Tesla Model S Cruise Control
The entire Tesla Model S cruise control system is managed through a dedicated “stalk” situated on the upper left hand side of the steering wheel column. Pressing the stalk in will toggle cruise control on and pressing it again will turn it off. A LED lights up on the stalk when cruise control is activated and unlit when it’s deactivated. Tesla added a nice touch to the cruise control by remembering the previous on and off state across sleep, wake and charge cycles.
Pushing up or down on the cruise stalk will initially set your cruise speed as long as you’re traveling at 17 MPH or above. I have no idea why they chose to add in this minimum speed threshold. To me it would have been more convenient if it allowed me to resume my previous cruising speed from any point.
Using Cruise Control
The cruise control stalk has a 2-step toggle similar to that of the turn signal. A lighter nudge will enable a 1 MPH increase or decrease in cruising speed depending in which direction you nudge it. Pushing the stalk with a bit more pressure will click it into a higher change in speed at 5 MPH.
Resuming cruise control is as simple as pulling the stalk towards you. The car will quickly accelerate back to the set cruising speed but in a controlled manner, never exceeding 80kW of acceleration. I tested a 20 to 70 MPH cruise resume and found it to be very smooth and safe feeling.
Canceling the cruise control, but not turn it off, requires a forward push on the stalk. This can be quite jarring for your passengers since the car will suddenly slow down without much notice due to the regenerative braking.
Tip: Offset the regenerative braking by keeping your foot on the accelerator pedal and applying some gentle acceleration before canceling cruise control. This takes time to master but is well worth the effort.
There’s a small marker on the outer trim of the digital bezel that indicates the speed at which cruise control is set at. You’re not constrained to this speed so you can always accelerate past that marker by depressing the accelerator pedal or cancel cruise control all together by pushing the stalk away from you.
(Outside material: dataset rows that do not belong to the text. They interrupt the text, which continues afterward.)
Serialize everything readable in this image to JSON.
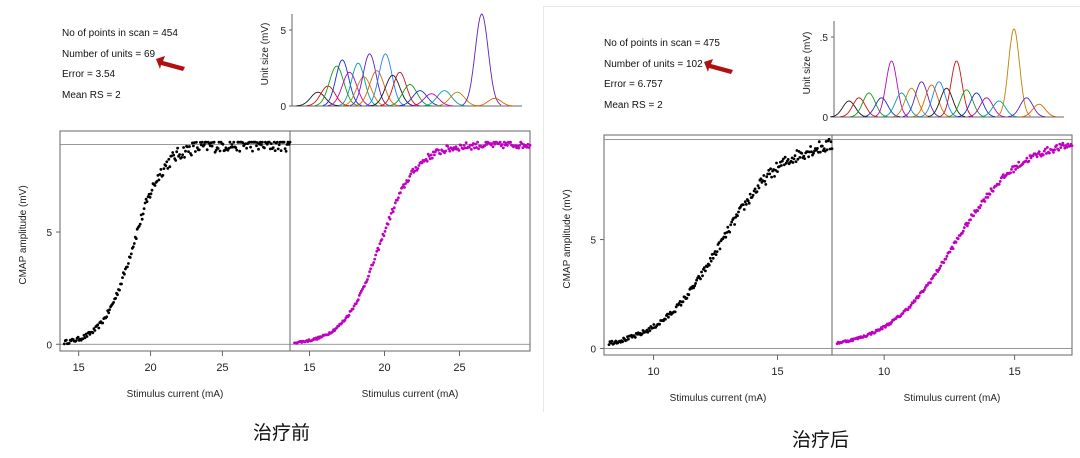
{
  "panels": [
    {
      "caption": "治疗前",
      "info": [
        "No of points in scan = 454",
        "Number of units = 69",
        "Error = 3.54",
        "Mean RS = 2"
      ],
      "inset": {
        "ylabel": "Unit size (mV)",
        "yticks": [
          "5",
          "0"
        ]
      },
      "main": {
        "ylabel": "CMAP amplitude (mV)",
        "xlabel_left": "Stimulus current (mA)",
        "xlabel_right": "Stimulus current (mA)",
        "yticks": [
          "0",
          "5"
        ],
        "xticks_left": [
          "15",
          "20",
          "25"
        ],
        "xticks_right": [
          "15",
          "20",
          "25"
        ]
      }
    },
    {
      "caption": "治疗后",
      "info": [
        "No of points in scan = 475",
        "Number of units = 102",
        "Error = 6.757",
        "Mean RS = 2"
      ],
      "inset": {
        "ylabel": "Unit size (mV)",
        "yticks": [
          ".5",
          "0"
        ]
      },
      "main": {
        "ylabel": "CMAP amplitude (mV)",
        "xlabel_left": "Stimulus current (mA)",
        "xlabel_right": "Stimulus current (mA)",
        "yticks": [
          "0",
          "5"
        ],
        "xticks_left": [
          "10",
          "15"
        ],
        "xticks_right": [
          "10",
          "15"
        ]
      }
    }
  ],
  "colors": {
    "measured": "#000000",
    "fitted": "#c000c0",
    "arrow": "#b01010",
    "axis": "#666666"
  },
  "chart_data": [
    {
      "type": "scatter",
      "title": "",
      "subplots": [
        {
          "name": "measured",
          "xlabel": "Stimulus current (mA)",
          "ylabel": "CMAP amplitude (mV)",
          "xlim": [
            13.7,
            29.7
          ],
          "ylim": [
            -0.3,
            9.5
          ],
          "sigmoid": {
            "x_start": 14.0,
            "x_end": 29.7,
            "midpoint": 18.8,
            "slope": 1.05,
            "max": 8.9
          }
        },
        {
          "name": "model",
          "xlabel": "Stimulus current (mA)",
          "ylabel": "CMAP amplitude (mV)",
          "xlim": [
            13.7,
            29.7
          ],
          "ylim": [
            -0.3,
            9.5
          ],
          "sigmoid": {
            "x_start": 14.0,
            "x_end": 29.7,
            "midpoint": 19.7,
            "slope": 1.2,
            "max": 8.9
          }
        }
      ],
      "inset": {
        "ylabel": "Unit size (mV)",
        "ylim": [
          0,
          6
        ],
        "x_range": [
          13.7,
          29.7
        ],
        "units": [
          {
            "c": 15.5,
            "h": 0.9,
            "w": 0.5
          },
          {
            "c": 16.2,
            "h": 1.3,
            "w": 0.5
          },
          {
            "c": 16.8,
            "h": 2.6,
            "w": 0.5
          },
          {
            "c": 17.2,
            "h": 3.0,
            "w": 0.45
          },
          {
            "c": 17.7,
            "h": 2.2,
            "w": 0.5
          },
          {
            "c": 18.3,
            "h": 2.8,
            "w": 0.45
          },
          {
            "c": 18.7,
            "h": 1.9,
            "w": 0.5
          },
          {
            "c": 19.1,
            "h": 3.4,
            "w": 0.45
          },
          {
            "c": 19.6,
            "h": 2.3,
            "w": 0.5
          },
          {
            "c": 20.2,
            "h": 3.4,
            "w": 0.45
          },
          {
            "c": 20.7,
            "h": 2.0,
            "w": 0.5
          },
          {
            "c": 21.2,
            "h": 2.2,
            "w": 0.45
          },
          {
            "c": 21.9,
            "h": 1.4,
            "w": 0.5
          },
          {
            "c": 22.6,
            "h": 1.0,
            "w": 0.5
          },
          {
            "c": 23.4,
            "h": 0.8,
            "w": 0.5
          },
          {
            "c": 24.3,
            "h": 1.0,
            "w": 0.5
          },
          {
            "c": 25.2,
            "h": 0.9,
            "w": 0.5
          },
          {
            "c": 26.9,
            "h": 6.0,
            "w": 0.45
          },
          {
            "c": 27.8,
            "h": 0.5,
            "w": 0.45
          }
        ]
      }
    },
    {
      "type": "scatter",
      "title": "",
      "subplots": [
        {
          "name": "measured",
          "xlabel": "Stimulus current (mA)",
          "ylabel": "CMAP amplitude (mV)",
          "xlim": [
            8.0,
            17.2
          ],
          "ylim": [
            -0.3,
            9.8
          ],
          "sigmoid": {
            "x_start": 8.2,
            "x_end": 17.2,
            "midpoint": 12.7,
            "slope": 1.25,
            "max": 9.6
          }
        },
        {
          "name": "model",
          "xlabel": "Stimulus current (mA)",
          "ylabel": "CMAP amplitude (mV)",
          "xlim": [
            8.0,
            17.2
          ],
          "ylim": [
            -0.3,
            9.8
          ],
          "sigmoid": {
            "x_start": 8.2,
            "x_end": 17.2,
            "midpoint": 12.7,
            "slope": 1.25,
            "max": 9.6
          }
        }
      ],
      "inset": {
        "ylabel": "Unit size (mV)",
        "ylim": [
          0,
          0.6
        ],
        "x_range": [
          8.0,
          17.2
        ],
        "units": [
          {
            "c": 8.6,
            "h": 0.1,
            "w": 0.25
          },
          {
            "c": 9.0,
            "h": 0.12,
            "w": 0.25
          },
          {
            "c": 9.4,
            "h": 0.15,
            "w": 0.25
          },
          {
            "c": 9.9,
            "h": 0.12,
            "w": 0.25
          },
          {
            "c": 10.3,
            "h": 0.35,
            "w": 0.22
          },
          {
            "c": 10.7,
            "h": 0.15,
            "w": 0.25
          },
          {
            "c": 11.1,
            "h": 0.18,
            "w": 0.25
          },
          {
            "c": 11.5,
            "h": 0.22,
            "w": 0.25
          },
          {
            "c": 11.9,
            "h": 0.2,
            "w": 0.25
          },
          {
            "c": 12.2,
            "h": 0.22,
            "w": 0.25
          },
          {
            "c": 12.5,
            "h": 0.18,
            "w": 0.25
          },
          {
            "c": 12.9,
            "h": 0.35,
            "w": 0.22
          },
          {
            "c": 13.3,
            "h": 0.17,
            "w": 0.25
          },
          {
            "c": 13.7,
            "h": 0.15,
            "w": 0.25
          },
          {
            "c": 14.1,
            "h": 0.12,
            "w": 0.25
          },
          {
            "c": 14.6,
            "h": 0.1,
            "w": 0.25
          },
          {
            "c": 15.2,
            "h": 0.55,
            "w": 0.22
          },
          {
            "c": 15.7,
            "h": 0.12,
            "w": 0.25
          },
          {
            "c": 16.2,
            "h": 0.08,
            "w": 0.25
          }
        ]
      }
    }
  ]
}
Theory suggests that cruise control will improve energy efficiency in the Tesla Model S by helping the vehicle maintain a set speed while it tackles elevation changes. People tend to accelerate and decelerate when not entirely needed therefore wasting energy. Regenerative braking reclaims 70% of this wasted energy but, even at that, using cruise control will ensure that you’re using energy efficiently.
The high-mounted location of the Tesla Model S cruise control stalk takes some getting used to. Canceling cruise control also requires practice as it kicks off regenerative braking the second you toggle the stalk forward. But overall Tesla did a great job building out the cruise control system. In fact it’s one of the best cruise control systems I’ve ever used!